BEXCO - Room B(103/104/105)
[CRI243] The EUSO missions to study UHECR from space: status and perspectives
The observation of Ultra-high-energy cosmic rays (UHECR) from space offers several advantages such as large exposure, uniform observation of both celestial hemispheres, uniform detector response. The EUSO collaboration is implementing a mission based on the International Space Station, KLYPVE-EUSO, which will observe UHECR from space for the first time. To this purpose, we have developed high-performance electronics and optical systems which meet the science requirements and the constraints (mass, power, hardness...) of space-borne detectors.
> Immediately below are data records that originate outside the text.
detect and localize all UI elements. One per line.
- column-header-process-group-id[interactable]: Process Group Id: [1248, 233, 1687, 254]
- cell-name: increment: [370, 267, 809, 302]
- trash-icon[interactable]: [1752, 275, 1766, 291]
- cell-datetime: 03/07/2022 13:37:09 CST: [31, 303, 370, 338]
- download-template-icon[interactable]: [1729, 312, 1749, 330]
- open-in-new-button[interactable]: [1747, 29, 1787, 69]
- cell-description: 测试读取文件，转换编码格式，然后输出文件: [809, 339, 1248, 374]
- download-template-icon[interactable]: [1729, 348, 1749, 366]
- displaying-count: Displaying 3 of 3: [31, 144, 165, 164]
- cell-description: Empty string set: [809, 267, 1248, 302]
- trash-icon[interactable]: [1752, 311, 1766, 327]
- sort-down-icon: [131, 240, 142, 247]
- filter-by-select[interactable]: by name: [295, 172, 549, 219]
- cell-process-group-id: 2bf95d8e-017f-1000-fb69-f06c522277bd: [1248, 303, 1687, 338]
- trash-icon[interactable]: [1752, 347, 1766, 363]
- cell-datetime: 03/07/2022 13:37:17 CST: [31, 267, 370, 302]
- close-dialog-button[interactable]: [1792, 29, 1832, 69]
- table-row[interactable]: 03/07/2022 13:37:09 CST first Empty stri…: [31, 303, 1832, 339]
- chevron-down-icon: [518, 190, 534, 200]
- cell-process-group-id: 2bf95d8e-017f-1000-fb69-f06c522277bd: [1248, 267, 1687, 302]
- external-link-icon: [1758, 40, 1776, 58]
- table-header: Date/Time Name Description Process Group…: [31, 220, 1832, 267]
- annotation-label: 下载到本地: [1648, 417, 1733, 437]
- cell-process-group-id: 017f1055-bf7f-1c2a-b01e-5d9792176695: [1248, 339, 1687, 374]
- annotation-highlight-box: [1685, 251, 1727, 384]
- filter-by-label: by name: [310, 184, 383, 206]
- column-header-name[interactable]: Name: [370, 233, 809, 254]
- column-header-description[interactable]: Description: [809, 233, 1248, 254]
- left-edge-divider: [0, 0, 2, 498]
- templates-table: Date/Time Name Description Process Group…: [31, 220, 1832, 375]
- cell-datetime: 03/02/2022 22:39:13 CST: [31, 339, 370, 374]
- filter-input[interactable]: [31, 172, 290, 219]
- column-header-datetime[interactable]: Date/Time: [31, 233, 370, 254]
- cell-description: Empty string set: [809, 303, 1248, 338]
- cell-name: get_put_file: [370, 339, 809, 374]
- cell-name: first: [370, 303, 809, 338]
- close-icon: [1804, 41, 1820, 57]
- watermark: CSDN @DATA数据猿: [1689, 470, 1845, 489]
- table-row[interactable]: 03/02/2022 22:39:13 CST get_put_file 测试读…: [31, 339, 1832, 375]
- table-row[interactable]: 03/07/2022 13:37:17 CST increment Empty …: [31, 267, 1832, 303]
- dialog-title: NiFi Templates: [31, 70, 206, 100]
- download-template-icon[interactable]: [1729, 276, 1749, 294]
These systems have been extensively tested and calibrated with the installation of a ground based telescope on Telescope Array site (EUSO-TA, 2013-current) and the first flight of a Balloon from Canada (EUSO-Balloon, 2014). A second generation of greatly improved detectors has been developed and two additional pathfinders with complementary scientific objectives will be in operation in 2017: i) EUSO-SPB, a NASA Super Pressure Balloon payload scheduled to fly from New Zealand in Spring 2017, which consists of two, 1 square meter Fresnel lenses which focus light on a Photo Detector Module (PDM) with 2304 pixel and is devoted to the first observation of UHECR in the UV from the upper atmosphere. ii) Mini-EUSO, a telescope to be placed on the International Space Station by Autumn 2017 as part of the ‘Vita’ (‘Life’) mission of astronaut Paolo Nespoli. Mini-EUSO has two 25 cm diameter Fresnel lenses coupled to the same PDM. Its science objectives are the study of UV emission of natural (bioluminescence, environment), astronomical (meteors, search for Strange Quark Matter, search for E>10E21 eV induced showers) and artificial (laser-generated shower-like signal) origin. In this contribution we will review the status and perspectives of the Klypve-EUSO mission as well as of the EUSO-SPB and Mini-EUSO pathfinders.